Some momentum exists. Ukraine's judiciary has opened 127 preliminary investigations into international crimes targeting journalists since February 2022. France and the International Criminal Court have classified crimes against journalists in Syria and Belarus as crimes against humanity—specifically persecution. In April 2026, the Genocide Network, a coalition of prosecutors from 34 states operating through Eurojust, formally drew attention to international crimes committed against journalists for the first time. These are not symbolic gestures. They represent a shift in how the international system understands attacks on the press: not as isolated incidents, but as coordinated persecution.
Yet these examples remain exceptions. The broader pattern is one of erosion. Without sustained political will from democratic states—without treating journalist protection as a prosecutorial priority, not an afterthought—impunity will continue to deepen. The law will remain a tool of suppression rather than protection. And the space for reporting, for holding power accountable, will continue to shrink.
Notable Quotes
The criminalisation of journalism is not the result of legal vacuums, but rather the subversion of existing legal tools and a lack of political will to protect it.— Reporters Without Borders, 2026 World Press Freedom Index
Democratic states must make protecting journalists a political and prosecutorial priority, or impunity and the law of the jungle will continue to thrive.— Reporters Without Borders analysis
The Hearth Conversation Another angle on the story
Why does this matter so much right now? Hasn't journalism always faced pressure?

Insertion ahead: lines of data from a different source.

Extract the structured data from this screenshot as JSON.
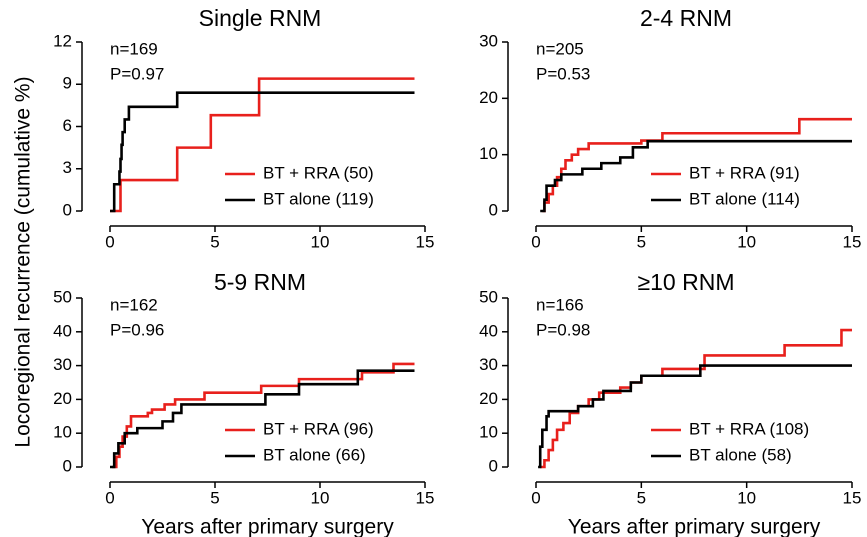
{
  "ylabel": "Locoregional recurrence (cumulative %)",
  "chart_data": [
    {
      "type": "line",
      "step": "post",
      "title": "Single RNM",
      "annotations": [
        "n=169",
        "P=0.97"
      ],
      "legend": "lower right",
      "xlim": [
        0,
        15
      ],
      "xticks": [
        0,
        5,
        10,
        15
      ],
      "ylim": [
        0,
        12
      ],
      "yticks": [
        0,
        3,
        6,
        9,
        12
      ],
      "series": [
        {
          "name": "BT + RRA (50)",
          "color": "#e8201c",
          "x": [
            0,
            0.5,
            3.2,
            4.8,
            7.1,
            14.5
          ],
          "values": [
            0,
            2.2,
            4.5,
            6.8,
            9.4,
            9.4
          ]
        },
        {
          "name": "BT alone (119)",
          "color": "#000000",
          "x": [
            0,
            0.2,
            0.45,
            0.5,
            0.55,
            0.6,
            0.7,
            0.9,
            3.2,
            14.5
          ],
          "values": [
            0,
            1.9,
            2.8,
            3.7,
            4.7,
            5.6,
            6.5,
            7.4,
            8.4,
            8.4
          ]
        }
      ]
    },
    {
      "type": "line",
      "step": "post",
      "title": "2-4 RNM",
      "annotations": [
        "n=205",
        "P=0.53"
      ],
      "legend": "lower right",
      "xlim": [
        0,
        15
      ],
      "xticks": [
        0,
        5,
        10,
        15
      ],
      "ylim": [
        0,
        30
      ],
      "yticks": [
        0,
        10,
        20,
        30
      ],
      "series": [
        {
          "name": "BT + RRA (91)",
          "color": "#e8201c",
          "x": [
            0.3,
            0.4,
            0.6,
            0.8,
            1.0,
            1.2,
            1.4,
            1.7,
            2.0,
            2.5,
            5,
            6,
            12.5,
            15
          ],
          "values": [
            0,
            1.5,
            3,
            4.5,
            6,
            7.5,
            9,
            10,
            11,
            12,
            12.5,
            13.8,
            16.3,
            16.3
          ]
        },
        {
          "name": "BT alone (114)",
          "color": "#000000",
          "x": [
            0.2,
            0.4,
            0.5,
            0.9,
            1.2,
            2.2,
            3.1,
            4.0,
            4.6,
            5.3,
            15
          ],
          "values": [
            0,
            2,
            4.5,
            5.5,
            6.5,
            7.5,
            8.5,
            9.5,
            11.3,
            12.4,
            12.4
          ]
        }
      ]
    },
    {
      "type": "line",
      "step": "post",
      "title": "5-9 RNM",
      "annotations": [
        "n=162",
        "P=0.96"
      ],
      "xlabel": "Years after primary surgery",
      "legend": "lower right",
      "xlim": [
        0,
        15
      ],
      "xticks": [
        0,
        5,
        10,
        15
      ],
      "ylim": [
        0,
        50
      ],
      "yticks": [
        0,
        10,
        20,
        30,
        40,
        50
      ],
      "series": [
        {
          "name": "BT + RRA (96)",
          "color": "#e8201c",
          "x": [
            0.1,
            0.3,
            0.45,
            0.6,
            0.8,
            1.0,
            1.8,
            2.0,
            2.6,
            3.1,
            4.5,
            7.2,
            9,
            12,
            13.5,
            14.5
          ],
          "values": [
            0,
            3,
            6,
            9,
            12,
            15,
            16,
            17,
            18.5,
            20,
            22,
            24,
            26,
            28,
            30.5,
            30.5
          ]
        },
        {
          "name": "BT alone (66)",
          "color": "#000000",
          "x": [
            0,
            0.2,
            0.4,
            0.7,
            1.3,
            2.5,
            3.0,
            3.4,
            7.4,
            9,
            11.8,
            14.5
          ],
          "values": [
            0,
            4,
            7,
            10,
            11.5,
            13.5,
            16,
            18.5,
            21.5,
            24.5,
            28.5,
            28.5
          ]
        }
      ]
    },
    {
      "type": "line",
      "step": "post",
      "title": "≥10 RNM",
      "annotations": [
        "n=166",
        "P=0.98"
      ],
      "xlabel": "Years after primary surgery",
      "legend": "lower right",
      "xlim": [
        0,
        15
      ],
      "xticks": [
        0,
        5,
        10,
        15
      ],
      "ylim": [
        0,
        50
      ],
      "yticks": [
        0,
        10,
        20,
        30,
        40,
        50
      ],
      "series": [
        {
          "name": "BT + RRA (108)",
          "color": "#e8201c",
          "x": [
            0.2,
            0.4,
            0.6,
            0.8,
            1.0,
            1.3,
            1.6,
            2.0,
            2.5,
            3.0,
            4.0,
            4.5,
            5.0,
            6.0,
            8.0,
            11.8,
            14.5,
            15
          ],
          "values": [
            0,
            2,
            5,
            8,
            11,
            13,
            16,
            18,
            20,
            22,
            23.5,
            25,
            27,
            29,
            33,
            36,
            40.5,
            40.5
          ]
        },
        {
          "name": "BT alone (58)",
          "color": "#000000",
          "x": [
            0.1,
            0.2,
            0.3,
            0.5,
            0.6,
            2.0,
            2.7,
            3.2,
            4.5,
            5.0,
            7.8,
            15
          ],
          "values": [
            0,
            6,
            11,
            15,
            16.5,
            18,
            20,
            22.5,
            25,
            27,
            30,
            30
          ]
        }
      ]
    }
  ]
}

The difference is the method. Physical violence and censorship are crude. Using the law—using courts, criminal charges, defamation suits—is elegant. It's legal. It looks legitimate. And it works because journalists have to defend themselves in court instead of doing their work.

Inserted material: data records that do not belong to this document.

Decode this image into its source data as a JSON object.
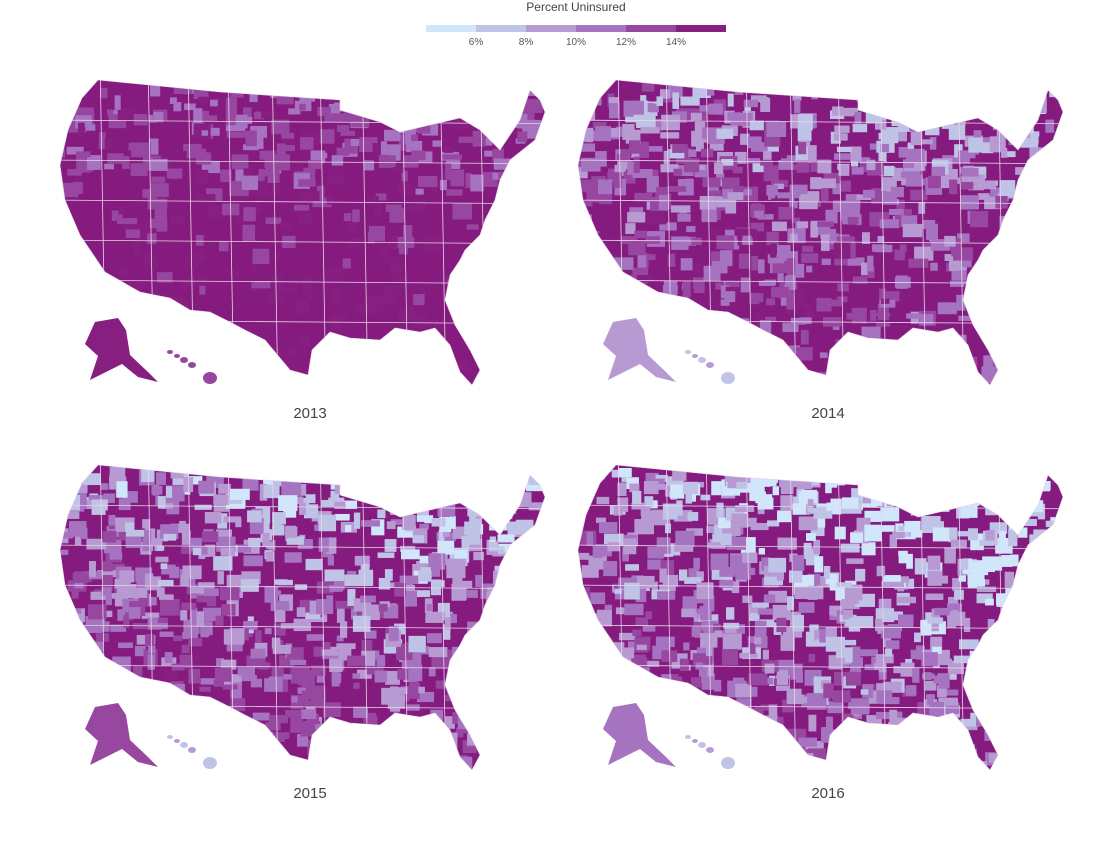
{
  "legend": {
    "title": "Percent Uninsured",
    "colors": [
      "#cfe6fb",
      "#bfc3e6",
      "#b89ad3",
      "#a673c0",
      "#97479f",
      "#861f80"
    ],
    "ticks": [
      "6%",
      "8%",
      "10%",
      "12%",
      "14%"
    ]
  },
  "colors": {
    "state_border": "#e8d6ea",
    "darkest": "#851a7f"
  },
  "maps": [
    {
      "year": "2013",
      "level": 0.95
    },
    {
      "year": "2014",
      "level": 0.62
    },
    {
      "year": "2015",
      "level": 0.52
    },
    {
      "year": "2016",
      "level": 0.4
    }
  ]
}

But these laws exist to protect people from defamation and harm. Aren't there legitimate cases?
Absolutely. The problem is distinguishing legitimate cases from abusive ones. A SLAPP is filed not to win, but to exhaust. The goal is the legal process itself—the bills, the time, the fear. A journalist can be bankrupted by a case they ultimately win.
So what's the solution? More laws?
Not more laws. Better enforcement of the ones we have. And specific protections against abuse—mechanisms to dismiss frivolous cases quickly, sanctions against those who file them. The Council of Europe has already mapped this out.

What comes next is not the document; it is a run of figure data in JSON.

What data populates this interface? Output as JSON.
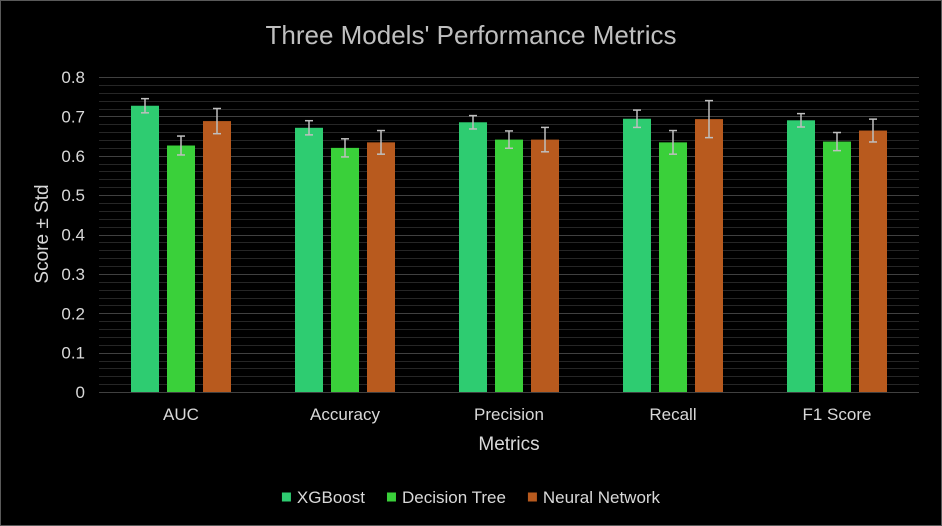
{
  "chart_data": {
    "type": "bar",
    "title": "Three Models' Performance Metrics",
    "xlabel": "Metrics",
    "ylabel": "Score ± Std",
    "categories": [
      "AUC",
      "Accuracy",
      "Precision",
      "Recall",
      "F1 Score"
    ],
    "series": [
      {
        "name": "XGBoost",
        "color": "#2ecc71",
        "values": [
          0.727,
          0.671,
          0.685,
          0.694,
          0.69
        ],
        "errors": [
          0.018,
          0.018,
          0.017,
          0.022,
          0.017
        ]
      },
      {
        "name": "Decision Tree",
        "color": "#3ad03a",
        "values": [
          0.626,
          0.62,
          0.641,
          0.634,
          0.636
        ],
        "errors": [
          0.024,
          0.023,
          0.022,
          0.03,
          0.023
        ]
      },
      {
        "name": "Neural Network",
        "color": "#b85a1e",
        "values": [
          0.688,
          0.634,
          0.641,
          0.693,
          0.664
        ],
        "errors": [
          0.032,
          0.03,
          0.031,
          0.047,
          0.029
        ]
      }
    ],
    "yticks": [
      "0",
      "0.1",
      "0.2",
      "0.3",
      "0.4",
      "0.5",
      "0.6",
      "0.7",
      "0.8"
    ],
    "ylim": [
      0,
      0.8
    ],
    "grid": true,
    "minor_grid": true,
    "legend_position": "bottom",
    "colors": {
      "background": "#000000",
      "text": "#d9d9d9",
      "title": "#bfbfbf",
      "grid": "#404040",
      "error_bar": "#bfbfbf"
    }
  }
}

You mentioned 90 percent of crimes go unpunished. That seems almost impossible.
It reflects a choice. Prosecutors don't prioritize these cases. Governments don't fund investigations. There's no political cost for letting perpetrators walk free. That has to change.
The Ukraine and ICC examples—do those suggest things are shifting?
They suggest it's possible. When prosecutors treat attacks on journalists as crimes against humanity, not isolated incidents, accountability becomes real. But these are still exceptions. The broader pattern is still impunity.
What would meaningful change actually look like?
Democratic governments treating journalist protection as a prosecutorial priority, not an afterthought. Specialized training for judges. International cooperation to pursue perpetrators across borders. Annual reporting on progress. It's not revolutionary. It's just political will.